In the immediate aftermath of the girls’ disappearance, modern communication intervenes, connecting the family in Norway with the teenagers on the move towards Syria. Ayan and Leila have mobile phones. They live on the net. They call, email, chat and sound like normal teenagers rabbiting on – except that their comments are littered with religious statements, their actions justified with copious quotations from Islamic texts. They express no doubts and no regrets, leaving their parents desperately asking, ‘How did this happen?’
While still in shock, Sadiq decides on an unusual course of action. Days after the girls’ disappearance, he flies to Turkey and travels south to the border with Syria, willing to chance his luck with the murderous ISIS machine. What is usually a vague picture of the route to the chaotic theatre of war here becomes vivid, filled with smuggling, violence, ever-changing loyalties and tension.
Seierstad’s meticulous research reveals a complex and compelling picture of the gradual radicalisation of two independent-minded, modern, cool girls. The charismatic young Islamic imams in Norway play their part. There is the daily issue of ‘How do I dress?’ Headscarf? Niqab? Teachers remember thoughtful discussions. The state makes decisions on dress codes in schools. The girls take to covering up more and more, but officials can’t decide whether it’s typical teenage rebellion or pressure from the more traditional elements in the Somali community. Meanwhile their parents cannot find their way through the puzzle of being both Somali and Norwegian.
The religious gatherings, the political protests, the establishment of contacts with radicalised fighters, the change in dress: all happen in plain view. Yet Sadiq and Sara are still stunned by what has happened to their daughters. As they head further into the ISIS heartlands, the girls pop up on Facebook, Viber and Skype; they text and call. They’re heading for marriage and babies. They seem near-oblivious of the torture and execution that happen daily in their new society. Their chatter is most likely being monitored by men upholding the harshness and rigidity of the Islamist cause. Even so, after more than two years, the girls, both of them now mothers, assert confidently that ‘we need to make more babies – if the war is a long one, we need to make more soldiers.’ They luxuriate in the free housing, washing machines and SIM cards provided by ISIS. They answer questions with Koranic quotes.

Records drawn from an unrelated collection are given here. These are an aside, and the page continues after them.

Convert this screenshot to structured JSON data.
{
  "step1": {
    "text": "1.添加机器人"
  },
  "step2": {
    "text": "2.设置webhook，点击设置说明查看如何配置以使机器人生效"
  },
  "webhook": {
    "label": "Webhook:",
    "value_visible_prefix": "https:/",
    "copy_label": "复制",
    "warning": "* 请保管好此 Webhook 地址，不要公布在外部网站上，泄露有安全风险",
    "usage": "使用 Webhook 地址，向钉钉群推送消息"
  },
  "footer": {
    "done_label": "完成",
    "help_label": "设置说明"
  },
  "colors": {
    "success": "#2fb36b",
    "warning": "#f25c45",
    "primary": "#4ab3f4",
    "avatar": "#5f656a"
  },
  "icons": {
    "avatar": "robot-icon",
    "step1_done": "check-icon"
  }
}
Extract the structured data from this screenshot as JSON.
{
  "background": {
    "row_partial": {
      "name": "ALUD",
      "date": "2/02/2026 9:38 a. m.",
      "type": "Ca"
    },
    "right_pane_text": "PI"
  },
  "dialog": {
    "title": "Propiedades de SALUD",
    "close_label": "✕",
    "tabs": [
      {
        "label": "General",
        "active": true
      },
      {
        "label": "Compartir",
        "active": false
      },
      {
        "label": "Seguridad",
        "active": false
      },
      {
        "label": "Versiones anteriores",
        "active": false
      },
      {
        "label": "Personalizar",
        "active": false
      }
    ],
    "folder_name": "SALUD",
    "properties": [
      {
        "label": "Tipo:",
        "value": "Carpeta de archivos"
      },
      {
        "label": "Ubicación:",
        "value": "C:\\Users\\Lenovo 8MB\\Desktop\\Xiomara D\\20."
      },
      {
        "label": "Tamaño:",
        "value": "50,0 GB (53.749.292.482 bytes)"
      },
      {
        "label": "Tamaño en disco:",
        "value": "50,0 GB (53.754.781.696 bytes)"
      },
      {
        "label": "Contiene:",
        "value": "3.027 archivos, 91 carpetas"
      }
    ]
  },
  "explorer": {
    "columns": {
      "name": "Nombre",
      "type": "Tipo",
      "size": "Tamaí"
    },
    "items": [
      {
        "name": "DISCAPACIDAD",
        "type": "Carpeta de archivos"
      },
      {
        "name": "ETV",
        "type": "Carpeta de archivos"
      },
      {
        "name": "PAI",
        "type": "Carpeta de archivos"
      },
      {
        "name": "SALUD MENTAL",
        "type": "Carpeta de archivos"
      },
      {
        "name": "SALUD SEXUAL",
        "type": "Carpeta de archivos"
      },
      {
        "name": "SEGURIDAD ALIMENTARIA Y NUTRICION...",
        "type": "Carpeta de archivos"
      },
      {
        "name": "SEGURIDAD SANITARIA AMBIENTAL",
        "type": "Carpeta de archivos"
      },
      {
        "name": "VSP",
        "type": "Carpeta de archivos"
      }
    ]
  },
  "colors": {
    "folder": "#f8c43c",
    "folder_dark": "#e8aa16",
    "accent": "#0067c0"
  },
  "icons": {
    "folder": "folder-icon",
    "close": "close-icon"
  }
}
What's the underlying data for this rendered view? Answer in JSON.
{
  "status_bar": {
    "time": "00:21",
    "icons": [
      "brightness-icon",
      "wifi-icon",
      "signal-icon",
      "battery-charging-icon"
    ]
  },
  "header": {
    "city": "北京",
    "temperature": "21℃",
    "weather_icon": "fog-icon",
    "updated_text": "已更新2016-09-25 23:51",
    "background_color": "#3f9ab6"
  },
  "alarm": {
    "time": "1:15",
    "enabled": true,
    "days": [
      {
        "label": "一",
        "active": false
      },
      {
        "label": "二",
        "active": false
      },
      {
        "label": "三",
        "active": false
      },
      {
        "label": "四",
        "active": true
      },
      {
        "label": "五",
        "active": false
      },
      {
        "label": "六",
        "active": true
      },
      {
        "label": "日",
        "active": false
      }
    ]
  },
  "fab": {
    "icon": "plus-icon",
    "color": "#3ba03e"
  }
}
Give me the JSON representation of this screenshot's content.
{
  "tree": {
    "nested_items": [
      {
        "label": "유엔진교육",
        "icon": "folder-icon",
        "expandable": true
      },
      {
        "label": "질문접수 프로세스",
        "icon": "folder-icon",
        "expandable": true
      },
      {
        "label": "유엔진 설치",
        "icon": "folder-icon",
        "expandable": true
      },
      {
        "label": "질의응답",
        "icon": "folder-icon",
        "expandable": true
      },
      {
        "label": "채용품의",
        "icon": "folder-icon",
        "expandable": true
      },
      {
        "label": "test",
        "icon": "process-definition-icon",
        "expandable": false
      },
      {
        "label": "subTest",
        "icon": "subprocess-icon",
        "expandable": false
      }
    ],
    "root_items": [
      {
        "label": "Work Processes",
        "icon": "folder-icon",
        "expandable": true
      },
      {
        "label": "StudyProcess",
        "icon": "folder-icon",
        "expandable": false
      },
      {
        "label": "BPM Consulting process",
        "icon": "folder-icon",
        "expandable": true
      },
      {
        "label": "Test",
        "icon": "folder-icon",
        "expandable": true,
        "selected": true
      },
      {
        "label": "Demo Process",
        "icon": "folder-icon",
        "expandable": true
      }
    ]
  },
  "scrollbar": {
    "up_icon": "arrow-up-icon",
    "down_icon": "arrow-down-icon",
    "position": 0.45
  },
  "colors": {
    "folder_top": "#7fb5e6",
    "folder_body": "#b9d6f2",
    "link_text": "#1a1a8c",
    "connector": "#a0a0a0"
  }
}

It’s a credible and all too common story of our times. Seierstad presents us with the divisions and dilemmas that we would like to follow with reason and sympathy. Vast numbers of people now find themselves in a culture different from that of their upbringing, where, despite attempts at integration, the sheer force of primitive fundamentalism blasts and burns through the delicate connections that hold together both societies and families.
This is a tale fluently told, and a thriller as well, about two young girls who left Norway one evening and were last heard of in the city of Raqqa.